3.2 Generating Query Results

Now we present our algorithms, which takes relevant matches to a keyword query (which are obtained by adopting one of the existing approaches [24, 14]) and indexes as input, and composes meaningful query results.

Based on Sect. 2, first we need to identify target entities based on return nodes and search predicates. Second, we use target entities to construct query results which are atomic and intact.

For a keyword search, first we use the label index to retrieve all nodes matched by a query keyword. Second, we compute VLCA nodes, each of which is the root of one or more query result trees, for which purpose we use the algorithm proposed in XKSearch [4]. Third, we find relevant entity instances by checking whether they are on the paths from a VLCA to a relevant match (Sect. 2.1). Fourth, using node index, we can determine the node category of each keyword match and then infer the return nodes and search predicates of the query. To achieve that, we first retrieve the entry for each keyword. If it is matched by an entity or attribute name, we further exam whether other keywords match a value of an attribute of the entity or a value of the attribute. If a keyword is matched by an entity or attribute name but no other keywords match its value, then this keyword is a return node, otherwise search predicate. If return nodes are present, we can find the corresponding target entity instances by accessing the node index as well. Otherwise, we find the modifying relationship and consequently the target entity instances using the modifier index by checking whether each search predicate modifies the target entity instance or not. Next, if a center entity exists, then each relevant entity instance that is an instance of the center entity leads to a query result. For each such entity instance e, a query result is generated consisting of e and its supporting information (Sect. 2.2), together with their connections. Such a result is atomic and intact. If there is no center entity, it takes the default mode, which requires the result to be intact. To achieve that, it generates query results by returning the relevant matches in the subtrees rooted at VLCA nodes.

Fig. 3.
figure 3

User scores of query results

Fig. 4.
figure 4

Processing time on Baseball data

4 Experiments

In this section we present experimental study of our approach for composing query results, Targeted Return.
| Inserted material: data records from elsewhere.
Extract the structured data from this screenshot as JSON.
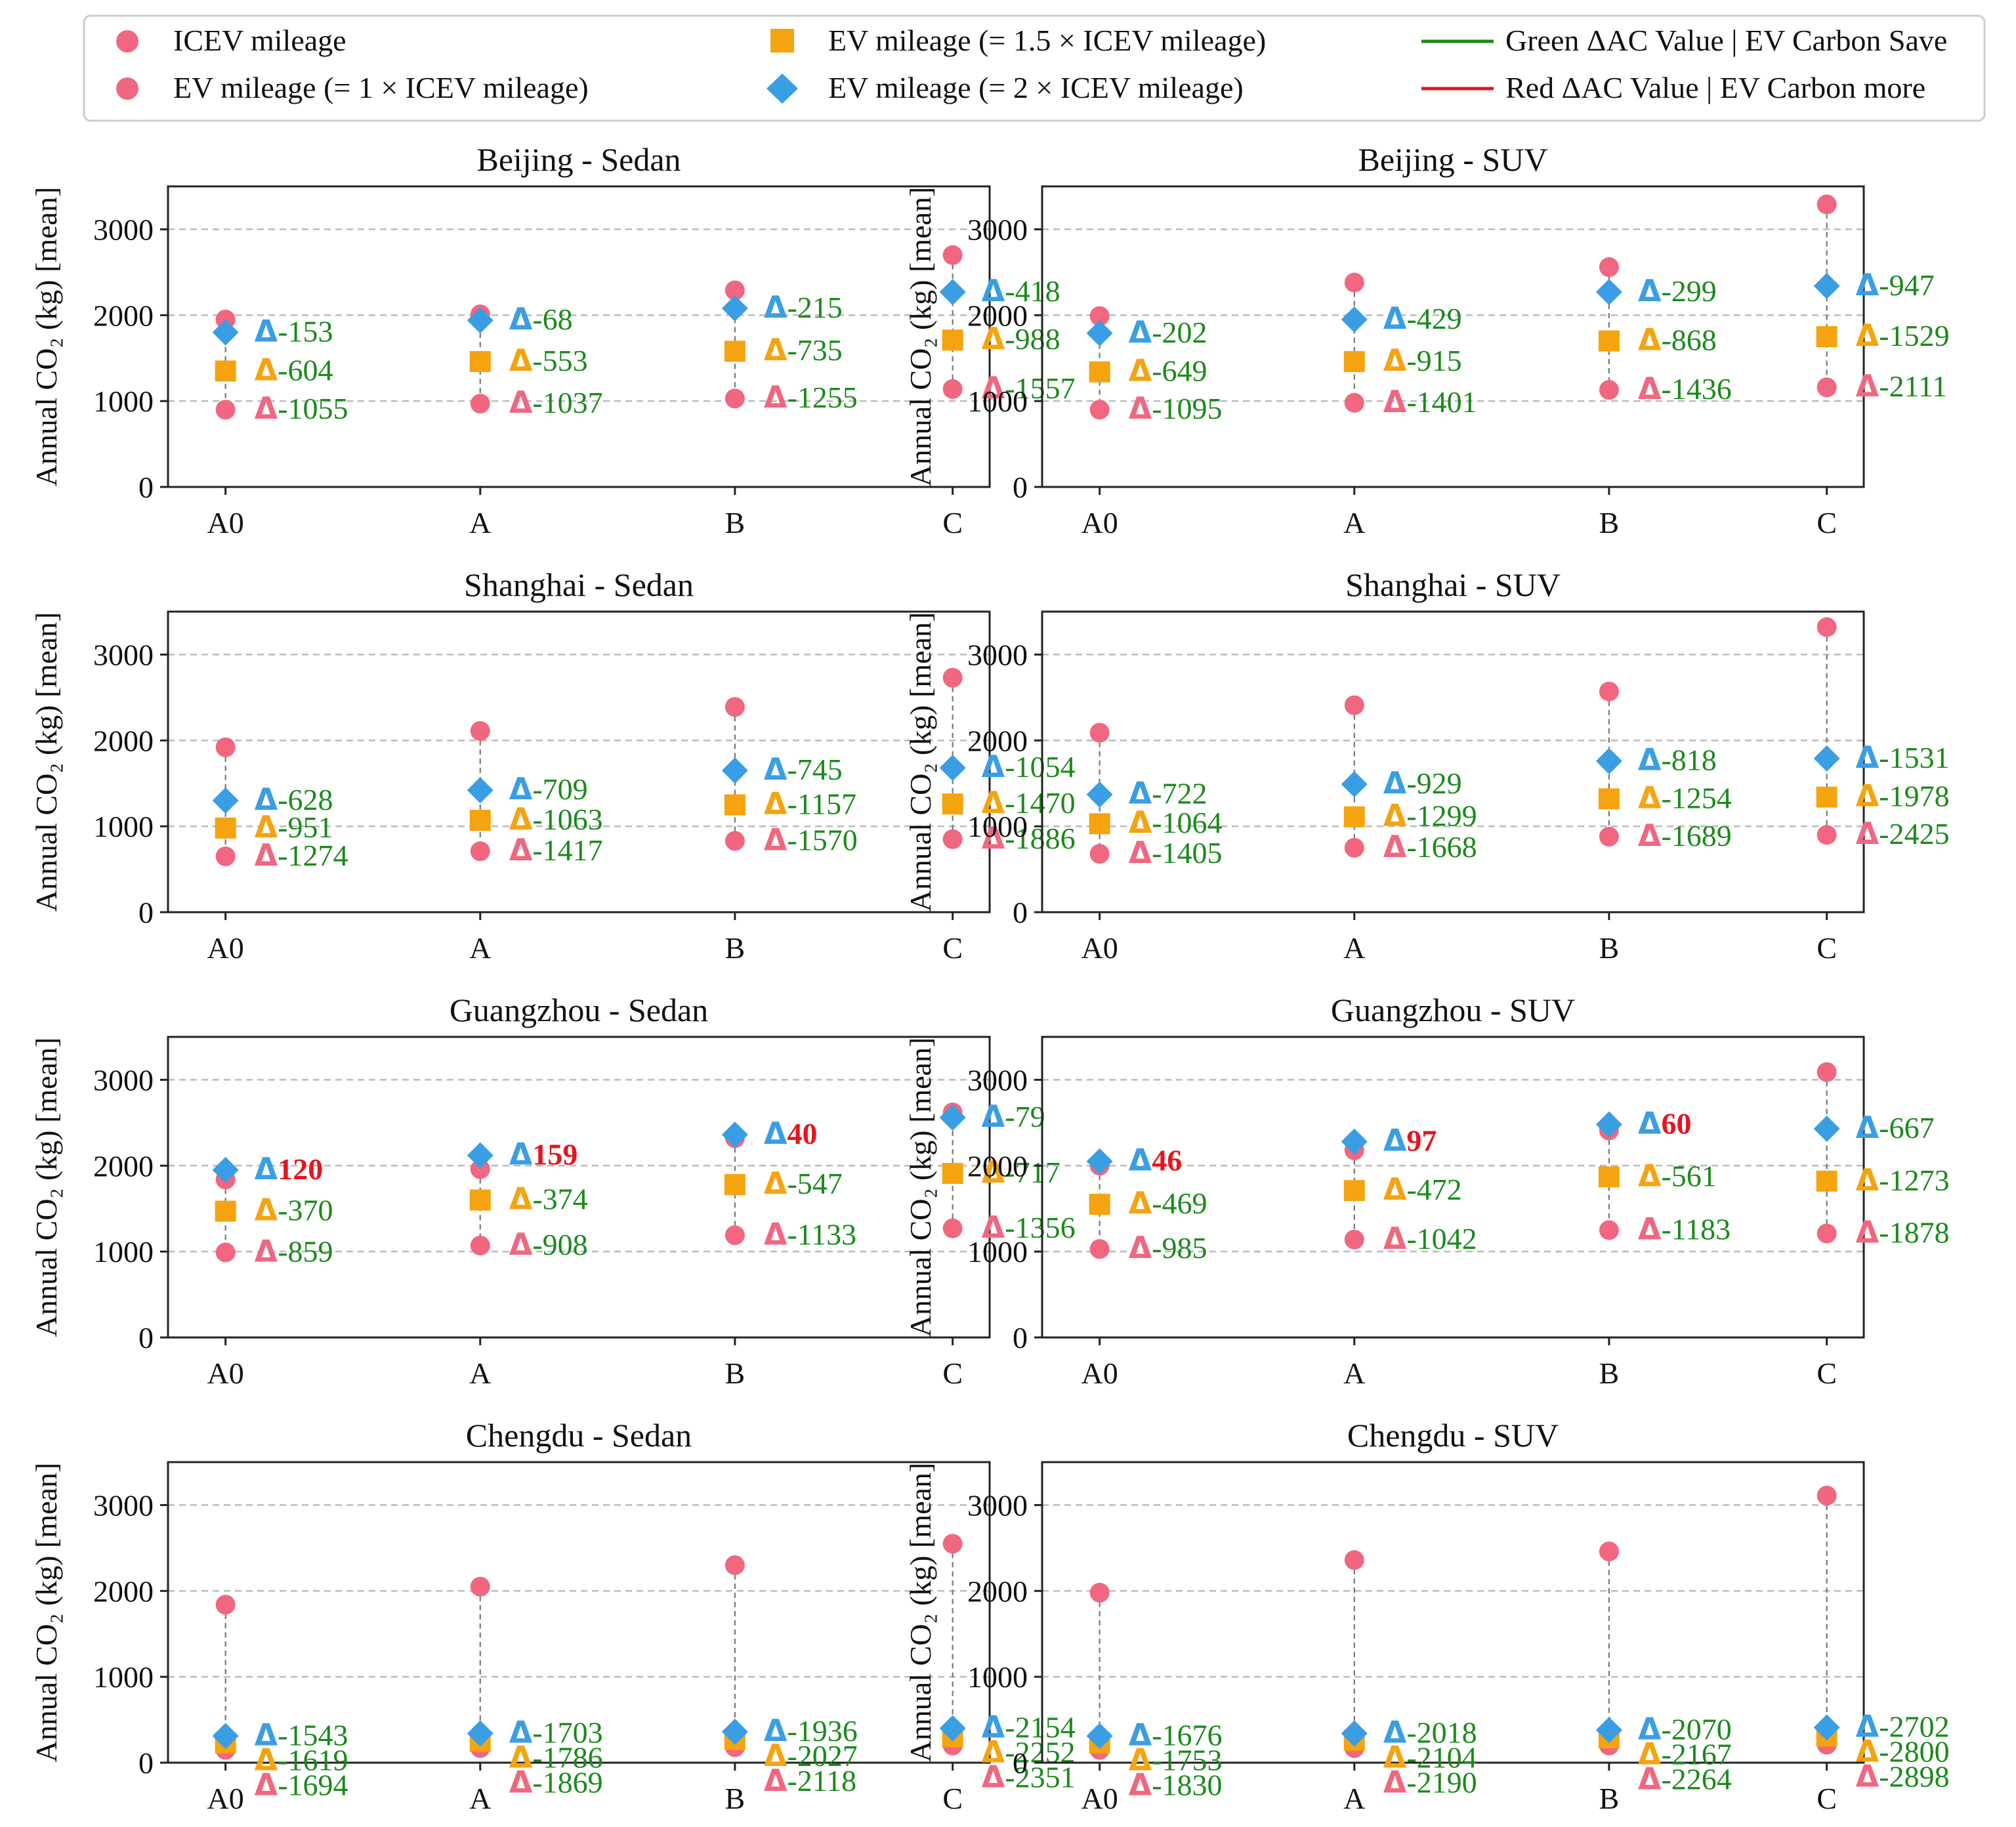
{
  "legend": {
    "items": [
      {
        "label": "ICEV mileage",
        "marker": "circle",
        "color": "#F0677F"
      },
      {
        "label": "EV mileage (= 1 × ICEV mileage)",
        "marker": "circle",
        "color": "#F0677F"
      },
      {
        "label": "EV mileage (= 1.5 × ICEV mileage)",
        "marker": "square",
        "color": "#F5A30F"
      },
      {
        "label": "EV mileage (= 2 × ICEV mileage)",
        "marker": "diamond",
        "color": "#3A9EE4"
      },
      {
        "label": "Green ΔAC Value | EV Carbon Save",
        "marker": "line",
        "color": "#1A8A1A"
      },
      {
        "label": "Red ΔAC Value | EV Carbon more",
        "marker": "line",
        "color": "#E8141C"
      }
    ]
  },
  "colors": {
    "icev": "#F0677F",
    "ev1": "#F0677F",
    "ev15": "#F5A30F",
    "ev2": "#3A9EE4",
    "save": "#1A8A1A",
    "more": "#E8141C",
    "grid": "#BBBBBB"
  },
  "delta_symbol": "Δ",
  "chart_data": [
    {
      "type": "scatter",
      "title": "Beijing - Sedan",
      "xlabel": "",
      "ylabel": "Annual CO₂ (kg) [mean]",
      "categories": [
        "A0",
        "A",
        "B",
        "C"
      ],
      "ylim": [
        0,
        3500
      ],
      "yticks": [
        0,
        1000,
        2000,
        3000
      ],
      "grid": "y-dashed",
      "series": [
        {
          "name": "ICEV mileage",
          "values": [
            1950,
            2010,
            2290,
            2700
          ]
        },
        {
          "name": "EV mileage (= 1 × ICEV mileage)",
          "values": [
            900,
            970,
            1030,
            1140
          ]
        },
        {
          "name": "EV mileage (= 1.5 × ICEV mileage)",
          "values": [
            1350,
            1460,
            1580,
            1710
          ]
        },
        {
          "name": "EV mileage (= 2 × ICEV mileage)",
          "values": [
            1800,
            1940,
            2080,
            2270
          ]
        }
      ],
      "delta_labels": [
        {
          "series": "ev2",
          "values": [
            "-153",
            "-68",
            "-215",
            "-418"
          ]
        },
        {
          "series": "ev15",
          "values": [
            "-604",
            "-553",
            "-735",
            "-988"
          ]
        },
        {
          "series": "ev1",
          "values": [
            "-1055",
            "-1037",
            "-1255",
            "-1557"
          ]
        }
      ]
    },
    {
      "type": "scatter",
      "title": "Beijing - SUV",
      "xlabel": "",
      "ylabel": "Annual CO₂ (kg) [mean]",
      "categories": [
        "A0",
        "A",
        "B",
        "C"
      ],
      "ylim": [
        0,
        3500
      ],
      "yticks": [
        0,
        1000,
        2000,
        3000
      ],
      "grid": "y-dashed",
      "series": [
        {
          "name": "ICEV mileage",
          "values": [
            1990,
            2380,
            2560,
            3290
          ]
        },
        {
          "name": "EV mileage (= 1 × ICEV mileage)",
          "values": [
            900,
            980,
            1130,
            1160
          ]
        },
        {
          "name": "EV mileage (= 1.5 × ICEV mileage)",
          "values": [
            1340,
            1460,
            1700,
            1750
          ]
        },
        {
          "name": "EV mileage (= 2 × ICEV mileage)",
          "values": [
            1790,
            1950,
            2270,
            2340
          ]
        }
      ],
      "delta_labels": [
        {
          "series": "ev2",
          "values": [
            "-202",
            "-429",
            "-299",
            "-947"
          ]
        },
        {
          "series": "ev15",
          "values": [
            "-649",
            "-915",
            "-868",
            "-1529"
          ]
        },
        {
          "series": "ev1",
          "values": [
            "-1095",
            "-1401",
            "-1436",
            "-2111"
          ]
        }
      ]
    },
    {
      "type": "scatter",
      "title": "Shanghai - Sedan",
      "xlabel": "",
      "ylabel": "Annual CO₂ (kg) [mean]",
      "categories": [
        "A0",
        "A",
        "B",
        "C"
      ],
      "ylim": [
        0,
        3500
      ],
      "yticks": [
        0,
        1000,
        2000,
        3000
      ],
      "grid": "y-dashed",
      "series": [
        {
          "name": "ICEV mileage",
          "values": [
            1920,
            2110,
            2390,
            2730
          ]
        },
        {
          "name": "EV mileage (= 1 × ICEV mileage)",
          "values": [
            650,
            710,
            830,
            850
          ]
        },
        {
          "name": "EV mileage (= 1.5 × ICEV mileage)",
          "values": [
            980,
            1070,
            1250,
            1260
          ]
        },
        {
          "name": "EV mileage (= 2 × ICEV mileage)",
          "values": [
            1300,
            1420,
            1650,
            1680
          ]
        }
      ],
      "delta_labels": [
        {
          "series": "ev2",
          "values": [
            "-628",
            "-709",
            "-745",
            "-1054"
          ]
        },
        {
          "series": "ev15",
          "values": [
            "-951",
            "-1063",
            "-1157",
            "-1470"
          ]
        },
        {
          "series": "ev1",
          "values": [
            "-1274",
            "-1417",
            "-1570",
            "-1886"
          ]
        }
      ]
    },
    {
      "type": "scatter",
      "title": "Shanghai - SUV",
      "xlabel": "",
      "ylabel": "Annual CO₂ (kg) [mean]",
      "categories": [
        "A0",
        "A",
        "B",
        "C"
      ],
      "ylim": [
        0,
        3500
      ],
      "yticks": [
        0,
        1000,
        2000,
        3000
      ],
      "grid": "y-dashed",
      "series": [
        {
          "name": "ICEV mileage",
          "values": [
            2090,
            2410,
            2570,
            3320
          ]
        },
        {
          "name": "EV mileage (= 1 × ICEV mileage)",
          "values": [
            680,
            750,
            880,
            900
          ]
        },
        {
          "name": "EV mileage (= 1.5 × ICEV mileage)",
          "values": [
            1030,
            1110,
            1320,
            1340
          ]
        },
        {
          "name": "EV mileage (= 2 × ICEV mileage)",
          "values": [
            1370,
            1490,
            1760,
            1790
          ]
        }
      ],
      "delta_labels": [
        {
          "series": "ev2",
          "values": [
            "-722",
            "-929",
            "-818",
            "-1531"
          ]
        },
        {
          "series": "ev15",
          "values": [
            "-1064",
            "-1299",
            "-1254",
            "-1978"
          ]
        },
        {
          "series": "ev1",
          "values": [
            "-1405",
            "-1668",
            "-1689",
            "-2425"
          ]
        }
      ]
    },
    {
      "type": "scatter",
      "title": "Guangzhou - Sedan",
      "xlabel": "",
      "ylabel": "Annual CO₂ (kg) [mean]",
      "categories": [
        "A0",
        "A",
        "B",
        "C"
      ],
      "ylim": [
        0,
        3500
      ],
      "yticks": [
        0,
        1000,
        2000,
        3000
      ],
      "grid": "y-dashed",
      "series": [
        {
          "name": "ICEV mileage",
          "values": [
            1840,
            1960,
            2320,
            2620
          ]
        },
        {
          "name": "EV mileage (= 1 × ICEV mileage)",
          "values": [
            990,
            1070,
            1190,
            1270
          ]
        },
        {
          "name": "EV mileage (= 1.5 × ICEV mileage)",
          "values": [
            1470,
            1600,
            1780,
            1910
          ]
        },
        {
          "name": "EV mileage (= 2 × ICEV mileage)",
          "values": [
            1950,
            2120,
            2360,
            2560
          ]
        }
      ],
      "delta_labels": [
        {
          "series": "ev2",
          "values": [
            "120",
            "159",
            "40",
            "-79"
          ]
        },
        {
          "series": "ev15",
          "values": [
            "-370",
            "-374",
            "-547",
            "-717"
          ]
        },
        {
          "series": "ev1",
          "values": [
            "-859",
            "-908",
            "-1133",
            "-1356"
          ]
        }
      ]
    },
    {
      "type": "scatter",
      "title": "Guangzhou - SUV",
      "xlabel": "",
      "ylabel": "Annual CO₂ (kg) [mean]",
      "categories": [
        "A0",
        "A",
        "B",
        "C"
      ],
      "ylim": [
        0,
        3500
      ],
      "yticks": [
        0,
        1000,
        2000,
        3000
      ],
      "grid": "y-dashed",
      "series": [
        {
          "name": "ICEV mileage",
          "values": [
            2000,
            2180,
            2410,
            3090
          ]
        },
        {
          "name": "EV mileage (= 1 × ICEV mileage)",
          "values": [
            1030,
            1140,
            1250,
            1210
          ]
        },
        {
          "name": "EV mileage (= 1.5 × ICEV mileage)",
          "values": [
            1550,
            1710,
            1870,
            1820
          ]
        },
        {
          "name": "EV mileage (= 2 × ICEV mileage)",
          "values": [
            2050,
            2280,
            2480,
            2430
          ]
        }
      ],
      "delta_labels": [
        {
          "series": "ev2",
          "values": [
            "46",
            "97",
            "60",
            "-667"
          ]
        },
        {
          "series": "ev15",
          "values": [
            "-469",
            "-472",
            "-561",
            "-1273"
          ]
        },
        {
          "series": "ev1",
          "values": [
            "-985",
            "-1042",
            "-1183",
            "-1878"
          ]
        }
      ]
    },
    {
      "type": "scatter",
      "title": "Chengdu - Sedan",
      "xlabel": "",
      "ylabel": "Annual CO₂ (kg) [mean]",
      "categories": [
        "A0",
        "A",
        "B",
        "C"
      ],
      "ylim": [
        0,
        3500
      ],
      "yticks": [
        0,
        1000,
        2000,
        3000
      ],
      "grid": "y-dashed",
      "series": [
        {
          "name": "ICEV mileage",
          "values": [
            1840,
            2050,
            2300,
            2550
          ]
        },
        {
          "name": "EV mileage (= 1 × ICEV mileage)",
          "values": [
            150,
            170,
            180,
            200
          ]
        },
        {
          "name": "EV mileage (= 1.5 × ICEV mileage)",
          "values": [
            230,
            250,
            270,
            300
          ]
        },
        {
          "name": "EV mileage (= 2 × ICEV mileage)",
          "values": [
            310,
            340,
            360,
            400
          ]
        }
      ],
      "delta_labels": [
        {
          "series": "ev2",
          "values": [
            "-1543",
            "-1703",
            "-1936",
            "-2154"
          ]
        },
        {
          "series": "ev15",
          "values": [
            "-1619",
            "-1786",
            "-2027",
            "-2252"
          ]
        },
        {
          "series": "ev1",
          "values": [
            "-1694",
            "-1869",
            "-2118",
            "-2351"
          ]
        }
      ]
    },
    {
      "type": "scatter",
      "title": "Chengdu - SUV",
      "xlabel": "",
      "ylabel": "Annual CO₂ (kg) [mean]",
      "categories": [
        "A0",
        "A",
        "B",
        "C"
      ],
      "ylim": [
        0,
        3500
      ],
      "yticks": [
        0,
        1000,
        2000,
        3000
      ],
      "grid": "y-dashed",
      "series": [
        {
          "name": "ICEV mileage",
          "values": [
            1980,
            2360,
            2460,
            3110
          ]
        },
        {
          "name": "EV mileage (= 1 × ICEV mileage)",
          "values": [
            150,
            170,
            200,
            210
          ]
        },
        {
          "name": "EV mileage (= 1.5 × ICEV mileage)",
          "values": [
            230,
            260,
            290,
            310
          ]
        },
        {
          "name": "EV mileage (= 2 × ICEV mileage)",
          "values": [
            310,
            340,
            380,
            410
          ]
        }
      ],
      "delta_labels": [
        {
          "series": "ev2",
          "values": [
            "-1676",
            "-2018",
            "-2070",
            "-2702"
          ]
        },
        {
          "series": "ev15",
          "values": [
            "-1753",
            "-2104",
            "-2167",
            "-2800"
          ]
        },
        {
          "series": "ev1",
          "values": [
            "-1830",
            "-2190",
            "-2264",
            "-2898"
          ]
        }
      ]
    }
  ]
}
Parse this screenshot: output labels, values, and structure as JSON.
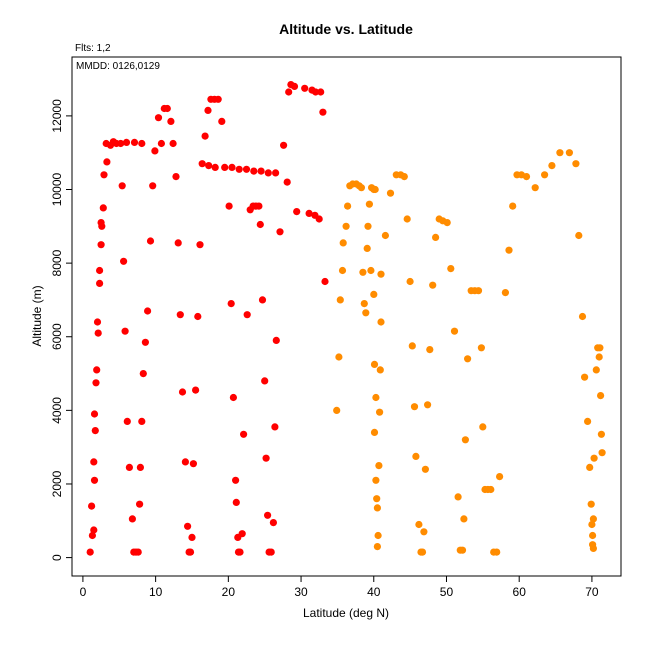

We have tested one data set: Baseball  [15] with 15 real user queries.Footnote 1 We compare Targeted Return with Subtree Result and Pattern Match. For each query, the users were given the results generated by the three approaches with shuffled order, and were asked to give an overall satisfaction score based on their impression of each query result of scale [1, 3]: 3 means I have no trouble finding what I am looking for; 2 means I need efforts to extract the desired information from the results; 1 means I cannot find what I am looking for without re-organizing the results. The average scores of the three approaches of all 15 test queries given by the user is shown in Fig. 3. Targeted Return got the best score of 2.76, followed by Pattern Match 1.92 and Subtree Result 1.15. This indicates that the organization of query results by Targeted Return is closest to users’ expectations. Response time of all three systems over the 15 queries are shown in Fig. 4. e indicates that the system Pattern Match fails to return any query results because of its data size limit. As we can see, Targeted Return achieves comparable processing time with other systems.

5 Conclusions

Our approach of composing query results is driven by search targets, and produces atomic and intact results. To identify user search targets, we infer return nodes for keyword searches and the modifying relationship among attribute values and entities in the data. Then we determine the target entities and center entity for a keyword search, based on which query results are composed. Experimental evaluation has shown the effectiveness and efficiency of our approach.